Read my analogy again (despite it's flaws). It isn't mainline kernel development has been breached. It is more like *Ubuntu accidentally set `APT::Get::AllowUnauthenticated "true";` and then thousands of users upgraded from a tainted mirror[1]. Regardless of how you lay blame, Canonical would have a responsibility to undo that action.

[1] I don't use Ubuntu so maybe it doesn't fully apply here. On Arch using pacman, the list of mirrors/caches is mostly commented out so that people can choose their own. They are "trustworthy" essentially until they're not, but we have signature checking to fall back on. In the physical world we don't have this, thus the setup of my (again, flawed) analogy.

Any more involved than that and it's missing the spirit of what I was trying to say, but I admit that the disassembler response made me chuckle.

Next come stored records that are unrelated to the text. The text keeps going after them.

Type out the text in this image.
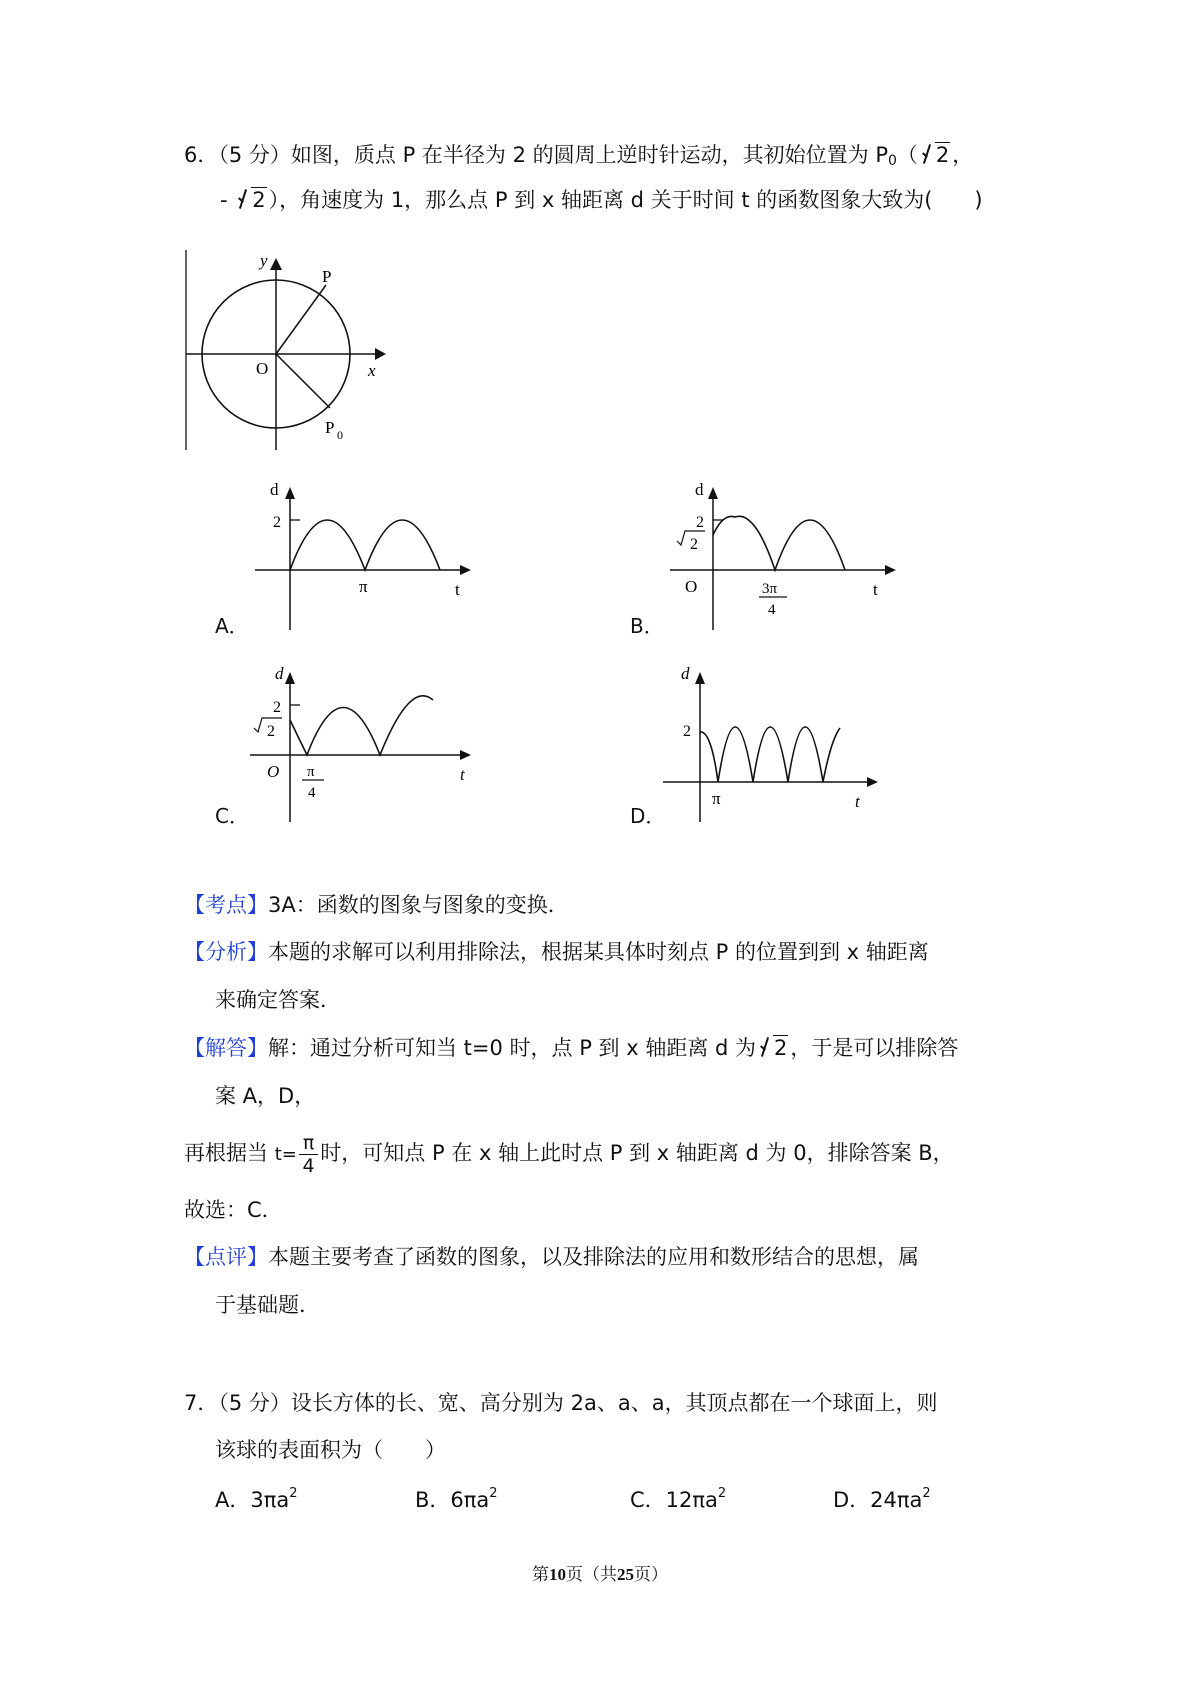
6．（5 分）如图，质点 P 在半径为 2 的圆周上逆时针运动，其初始位置为 $P_0$（ 2 ，
-
2 ），角速度为 1，那么点 P 到 x 轴距离 d 关于时间 t 的函数图象大致为(　　)
y
x
O
P
P 0
d
2
π	t
A．
d
2
2
O	3π
4
t
B．
d
2
2
O π
4
t
C．
d
2
π	t
D．
【考点】3A：函数的图象与图象的变换．
【分析】本题的求解可以利用排除法，根据某具体时刻点 P 的位置到到 x 轴距离
来确定答案．
【解答】解：通过分析可知当 t=0 时，点 P 到 x 轴距离 d 为 2 ，于是可以排除答
案 A，D，
再根据当 $t= \frac{\pi}{4}$ 时，可知点 P 在 x 轴上此时点 P 到 x 轴距离 d 为 0，排除答案 B，
故选：C．
【点评】本题主要考查了函数的图象，以及排除法的应用和数形结合的思想，属
于基础题．
7．（5 分）设长方体的长、宽、高分别为 2a、a、a，其顶点都在一个球面上，则
该球的表面积为（　　）
A．$3\pi a^2$	B．$6\pi a^2$	C．$12\pi a^2$	D．$24\pi a^2$
第10页（共25页）
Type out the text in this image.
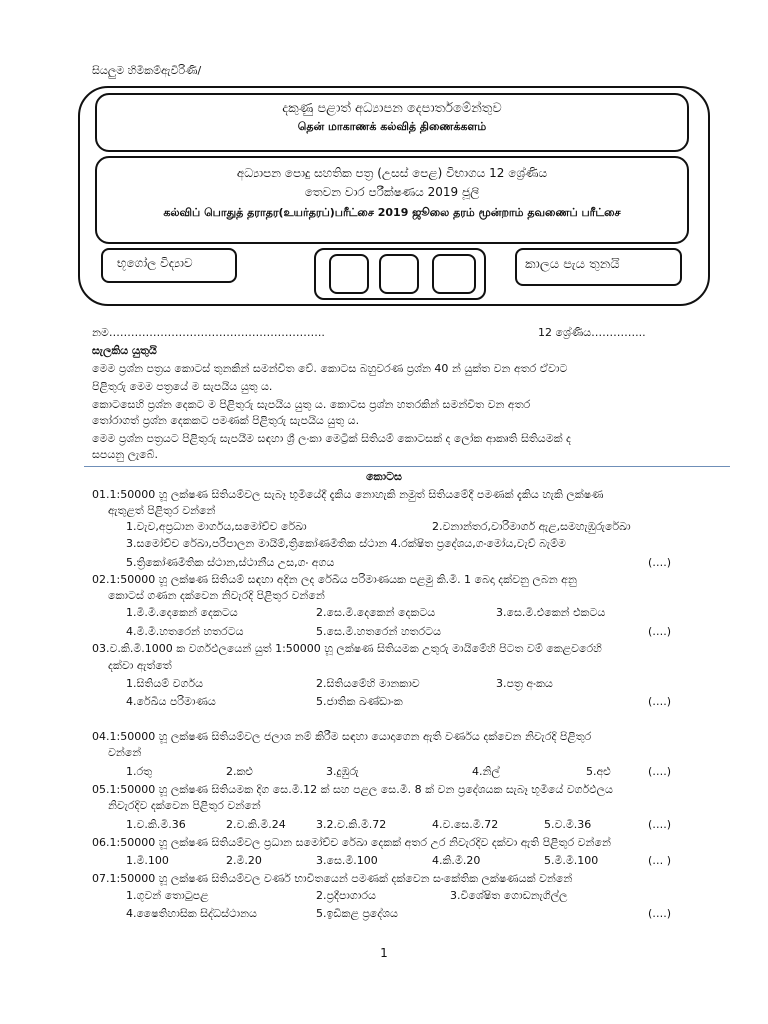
සියලුම හිමිකම්ඇවිරිණි/
දකුණු පළාත් අධ්‍යාපන දෙපාර්තමේන්තුව
தென் மாகாணக் கல்வித் திணைக்களம்
අධ්‍යාපන පොදු සහතික පත්‍ර (උසස් පෙළ) විභාගය 12 ශ්‍රේණිය
තෙවන වාර පරීක්ෂණය 2019 ජූලි
கல்விப் பொதுத் தராதர(உயர்தரப்)பரீட்சை 2019 ஜூலை தரம் மூன்றாம் தவணைப் பரீட்சை
භූගෝල විද්‍යාව	කාලය පැය තුනයි
නම…………………………………………………..	12 ශ්‍රේණිය…………...
සැලකිය යුතුයි
මෙම ප්‍රශ්න පත්‍රය කොටස් තුනකින් සමන්විත වේ. කොටස බහුවරණ ප්‍රශ්න 40 න් යුක්ත වන අතර ඒවාට
පිළිතුරු මෙම පත්‍රයේ ම සැපයිය යුතු ය.
කොටසෙහි ප්‍රශ්න දෙකට ම පිළිතුරු සැපයිය යුතු ය. කොටස ප්‍රශ්න හතරකින් සමන්විත වන අතර
තෝරාගත් ප්‍රශ්න දෙකකට පමණක් පිළිතුරු සැපයිය යුතු ය.
මෙම ප්‍රශ්න පත්‍රයට පිළිතුරු සැපයීම සඳහා ශ්‍රී ලංකා මෙට්‍රික් සිතියම් කොටසක් ද ලෝක ආකෘති සිතියමක් ද
සපයනු ලැබේ.
කොටස
01.1:50000 හූ ලක්ෂණ සිතියම්වල සැබෑ භූමියේදී දැකිය නොහැකි නමුත් සිතියමේදී පමණක් දැකිය හැකි ලක්ෂණ
ඇතුළත් පිළිතුර වන්නේ
1.වැව,අප්‍රධාන මාර්ගය,සමෝච්ච රේඛා	2.වනාන්තර,වාරිමාර්ග ඇළ,සමහැඹුරුරේඛා
3.සමෝච්ච රේඛා,පරිපාලන මායිම්,ත්‍රිකෝණමිතික ස්ථාන 4.රක්ෂිත ප්‍රදේශය,ගංමෝය,වැව් බැම්ම
5.ත්‍රිකෝණමිතික ස්ථාන,ස්ථානීය උස,ගං අගය	(….)
02.1:50000 හූ ලක්ෂණ සිතියම් සඳහා අදින ලද රේඛීය පරිමාණයක පළමු කි.මී. 1 බෙදා දක්වනු ලබන අනු
කොටස් ගණන දක්වෙන නිවැරදි පිළිතුර වන්නේ
1.මී.මී.දෙකෙන් දෙකටය	2.සෙ.මී.දෙකෙන් දෙකටය	3.සෙ.මී.එකෙන් එකටය
4.මී.මී.හතරෙන් හතරටය	5.සෙ.මී.හතරෙන් හතරටය	(….)
03.ව.කි.මී.1000 ක වර්ගඵලයෙන් යුත් 1:50000 හූ ලක්ෂණ සිතියමක උතුරු මායිමේහි පිටත වම් කෙළවරෙහි
දක්වා ඇත්තේ
1.සිතියම් වර්ගය	2.සිතියමේහි මානකාව	3.පත්‍ර අංකය
4.රේඛීය පරිමාණය	5.ජාතික ඛණ්ඩාංක	(….)
04.1:50000 හූ ලක්ෂණ සිතියම්වල ජලාශ නම් කිරීම සඳහා යොදාගෙන ඇති වර්ණය දක්වෙන නිවැරදි පිළිතුර
වන්නේ
1.රතු	2.කළු	3.දුඹුරු	4.නිල්	5.අළු	(….)
05.1:50000 හූ ලක්ෂණ සිතියමක දිග සෙ.මී.12 ක් සහ පළල සෙ.මී. 8 ක් වන ප්‍රදේශයක සැබෑ භූමියේ වර්ගඵලය
නිවැරදිව දක්වෙන පිළිතුර වන්නේ
1.ව.කි.මී.36	2.ව.කි.මී.24	3.2.ව.කි.මී.72	4.ව.සෙ.මී.72	5.ව.මී.36	(….)
06.1:50000 හූ ලක්ෂණ සිතියම්වල ප්‍රධාන සමෝච්ච රේඛා දෙකක් අතර උර නිවැරදිව දක්වා ඇති පිළිතුර වන්නේ
1.මී.100	2.මී.20	3.සෙ.මී.100	4.කි.මී.20	5.මී.මී.100	(… )
07.1:50000 හූ ලක්ෂණ සිතියම්වල වර්ණ භාවිතයෙන් පමණක් දක්වෙන සංකේතික ලක්ෂණයක් වන්නේ
1.ගුවන් තොටුපළ	2.ප්‍රදීපාගාරය	3.විශේෂිත ගොඩනැගිල්ල
4.ෂෛතිහාසික සිද්ධස්ථානය	5.ඉඩිකළ ප්‍රදේශය	(….)
1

I'm not sure what your objection is to my post. If Ubuntu sets AllowUnauthenticated, then it's Ubuntu's job to check the server logs and at least attempt to analyze what the kernel module actually does. If they find out it's two lines of code and is completely harmless, they can tell all their users that.

The point is that you're using 'binary blob' to sound scarier than it is. With a statue there's no reason to fear it (for reasons explained in other posts). With an image displayer an expert can poke it and then announce there's no reason to fear it.

You're telling me I should be ready to wipe my disks then and there, even though it's just an image displayer, but that's an overreaction. Your analogy just strengthens the point that the park shouldn't panic.